Take the derivative $\frac{\partial \sigma}{\partial t}$ and (if possible) write the resulting expression in terms of $\sigma(t)$:

$$\begin{align}
\frac{\partial \sigma}{\partial t} &=\, ?
\end{align}$$

Multilayer perceptrons (MLPs) can be regarded as a simple concatenation (and parallelization) of several perceptrons, each having a specified activation function $\sigma$ and a set of weights $\mathbf{w}_{ij}$. The idea that this can be done was discovered early after the invention of the perceptron, but people didn't really use it in practice because nobody really knew how to figure out the appropriate $\mathbf{w}_{ij}$. The solution to this problem was the discovery of the backpropagation algorithm which consists of two steps: first propagating the input forward through the layers of the MLP and storing the intermediate results and then propagating the error backwards and adjusting the weights of the units accordingly.

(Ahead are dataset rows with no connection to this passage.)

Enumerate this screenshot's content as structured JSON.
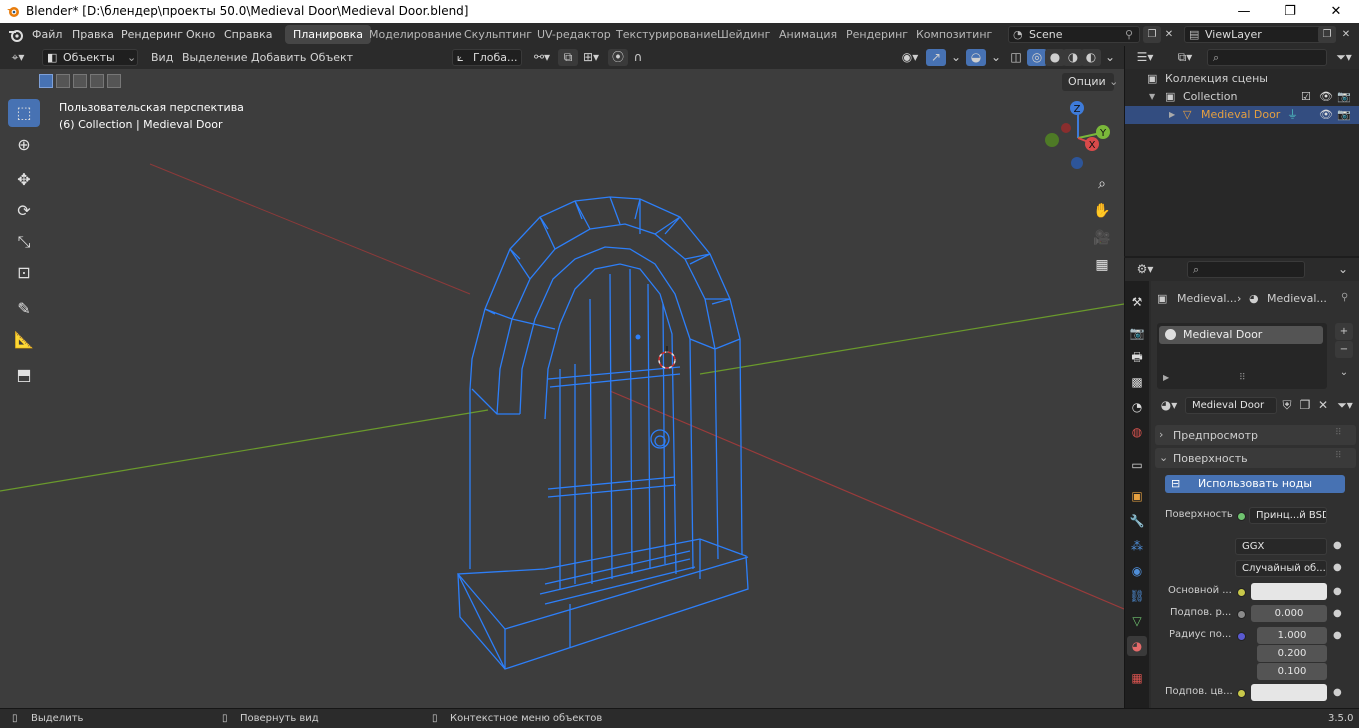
{
  "window": {
    "title": "Blender* [D:\\блендер\\проекты 50.0\\Medieval Door\\Medieval Door.blend]",
    "min": "—",
    "max": "❐",
    "close": "✕"
  },
  "menu": {
    "file": "Файл",
    "edit": "Правка",
    "render": "Рендеринг",
    "window": "Окно",
    "help": "Справка"
  },
  "workspaces": [
    "Планировка",
    "Моделирование",
    "Скульптинг",
    "UV-редактор",
    "Текстурирование",
    "Шейдинг",
    "Анимация",
    "Рендеринг",
    "Композитинг"
  ],
  "scene": {
    "label": "Scene"
  },
  "viewlayer": {
    "label": "ViewLayer"
  },
  "vp_header": {
    "mode": "Объекты",
    "view": "Вид",
    "select": "Выделение",
    "add": "Добавить",
    "object": "Объект",
    "orientation": "Глоба...",
    "options": "Опции"
  },
  "viewport": {
    "perspective": "Пользовательская перспектива",
    "collection_info": "(6) Collection | Medieval Door",
    "gizmo": {
      "z": "Z",
      "y": "Y",
      "x": "X"
    }
  },
  "outliner": {
    "scene_collection": "Коллекция сцены",
    "collection": "Collection",
    "object": "Medieval Door"
  },
  "properties": {
    "breadcrumb_obj": "Medieval...",
    "breadcrumb_mat": "Medieval...",
    "slot_name": "Medieval Door",
    "material_name": "Medieval Door",
    "preview": "Предпросмотр",
    "surface_section": "Поверхность",
    "use_nodes": "Использовать ноды",
    "surface_label": "Поверхность",
    "surface_value": "Принц...й BSDF",
    "distribution": "GGX",
    "subsurface_method": "Случайный об...",
    "base_color_label": "Основной ...",
    "subsurface_label": "Подпов. р...",
    "subsurface_value": "0.000",
    "radius_label": "Радиус по...",
    "radius_x": "1.000",
    "radius_y": "0.200",
    "radius_z": "0.100",
    "subsurface_color_label": "Подпов. цв..."
  },
  "status": {
    "select": "Выделить",
    "rotate": "Повернуть вид",
    "context": "Контекстное меню объектов",
    "version": "3.5.0"
  },
  "colors": {
    "accent": "#4772b3",
    "selection": "#2d7ff9",
    "object_orange": "#e6a040",
    "grid_red": "#9b3b3b",
    "grid_green": "#6a9a2c"
  }
}
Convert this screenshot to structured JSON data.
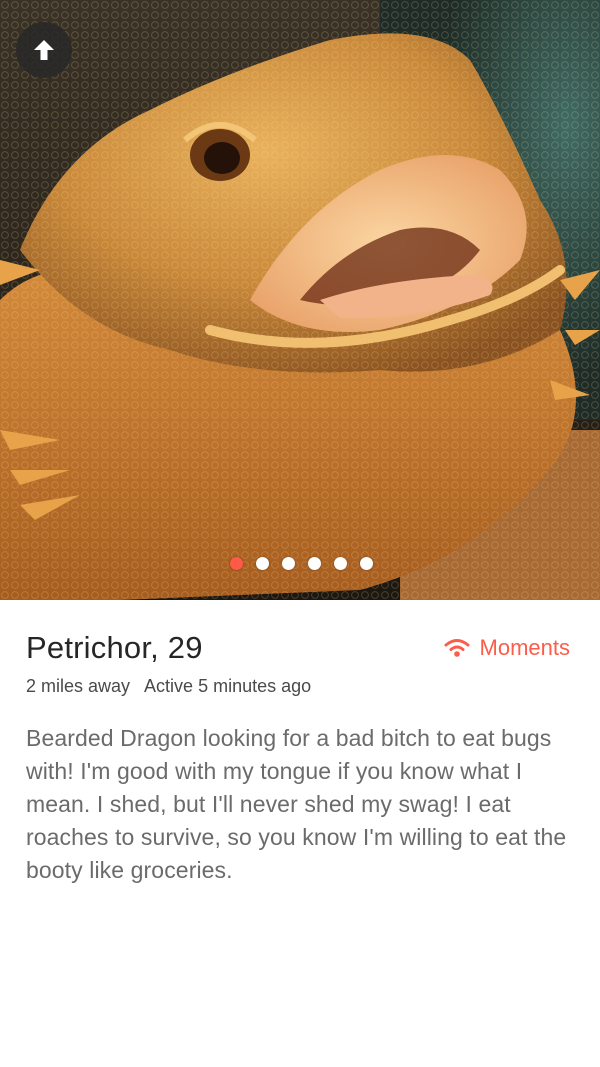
{
  "photo": {
    "subject": "bearded-dragon-photo",
    "dots_total": 6,
    "dots_active_index": 0
  },
  "profile": {
    "name": "Petrichor",
    "age": "29",
    "distance": "2 miles away",
    "activity": "Active 5 minutes ago",
    "bio": "Bearded Dragon looking for a bad bitch to eat bugs with! I'm good with my tongue if you know what I mean. I shed, but I'll never shed my swag! I eat roaches to survive, so you know I'm willing to eat the booty like groceries."
  },
  "moments": {
    "label": "Moments",
    "icon": "wifi-signal-icon",
    "color": "#fd5c4a"
  },
  "controls": {
    "back_icon": "arrow-up-icon"
  },
  "colors": {
    "accent": "#ff5a47",
    "text_primary": "#262626",
    "text_secondary": "#6b6b6b"
  }
}
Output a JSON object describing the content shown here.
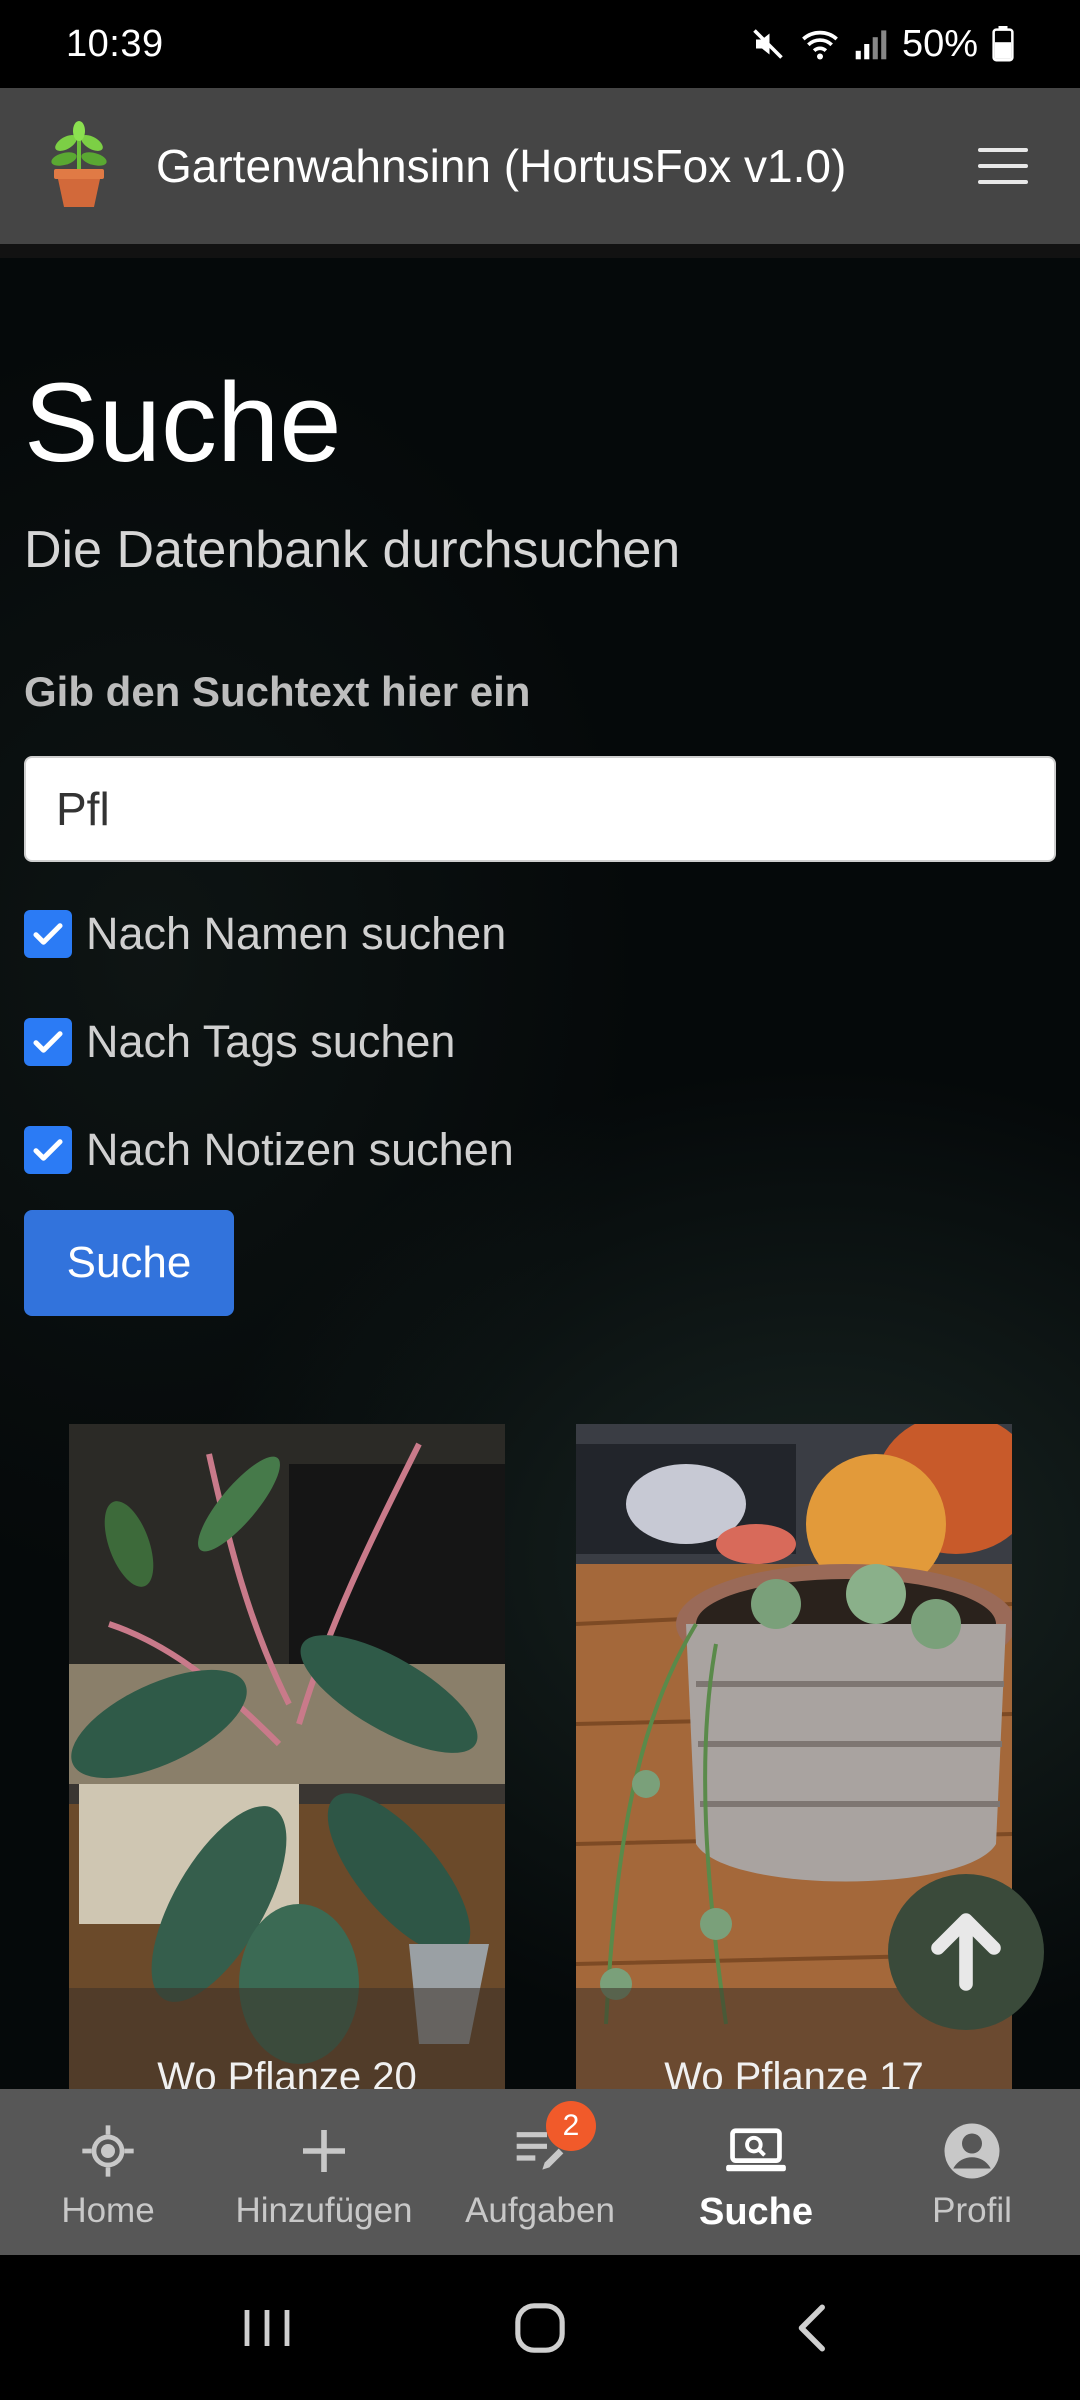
{
  "status": {
    "time": "10:39",
    "battery": "50%"
  },
  "header": {
    "title": "Gartenwahnsinn (HortusFox v1.0)"
  },
  "main": {
    "title": "Suche",
    "subtitle": "Die Datenbank durchsuchen",
    "search_label": "Gib den Suchtext hier ein",
    "search_value": "Pfl",
    "checkboxes": [
      {
        "label": "Nach Namen suchen",
        "checked": true
      },
      {
        "label": "Nach Tags suchen",
        "checked": true
      },
      {
        "label": "Nach Notizen suchen",
        "checked": true
      }
    ],
    "search_button": "Suche",
    "results": [
      {
        "name": "Wo Pflanze 20"
      },
      {
        "name": "Wo Pflanze 17"
      }
    ]
  },
  "nav": {
    "items": [
      {
        "label": "Home",
        "icon": "home-icon"
      },
      {
        "label": "Hinzufügen",
        "icon": "plus-icon"
      },
      {
        "label": "Aufgaben",
        "icon": "tasks-icon",
        "badge": "2"
      },
      {
        "label": "Suche",
        "icon": "search-laptop-icon",
        "active": true
      },
      {
        "label": "Profil",
        "icon": "profile-icon"
      }
    ]
  },
  "colors": {
    "accent": "#3273dc",
    "checkbox": "#2b7bf5",
    "badge": "#f15a2a",
    "header_bg": "#454545",
    "nav_bg": "#575757"
  }
}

An updating rule for the output layer can be derived straightforward. The rules for the intermediate layers can be derived very similarly and only require a slight shift in perspective - the mathematics for that are however not in the standard toolkit so we are going to omit the calculations and refer you to the lecture slides.

We take the least-squares approach to derive the updating rule, i.e. we want to minimize the Loss function
$$L = \frac{1}{2}(y-t)^2$$
where t is the given (true) label from the dataset and y is the (single) output produced by the MLP. To find the weights that minimize this expression we want to take the derivative of $L$ w.r.t. $\mathbf{w}_{i}$ where we are now going to assume that the $\mathbf{w}_{i}$ are the ones directly before the output layer:
$$y = \sigma\left(\sum_{k=1}^n \mathbf{w}_{k}o_k\right)$$
Calculate $\frac{\partial L}{\partial \mathbf{w}_{i}}$.

*Hint*: Start here if you don't know what to do: $\frac{\partial L}{\partial \mathbf{w}_{i}} = \frac{\partial L}{\partial y}\frac{\partial y}{\partial \mathbf{w}_{i}}$

$$\begin{align}
\frac{\partial L}{\partial \mathbf{w}_{i}} &= \, ?
\end{align}$$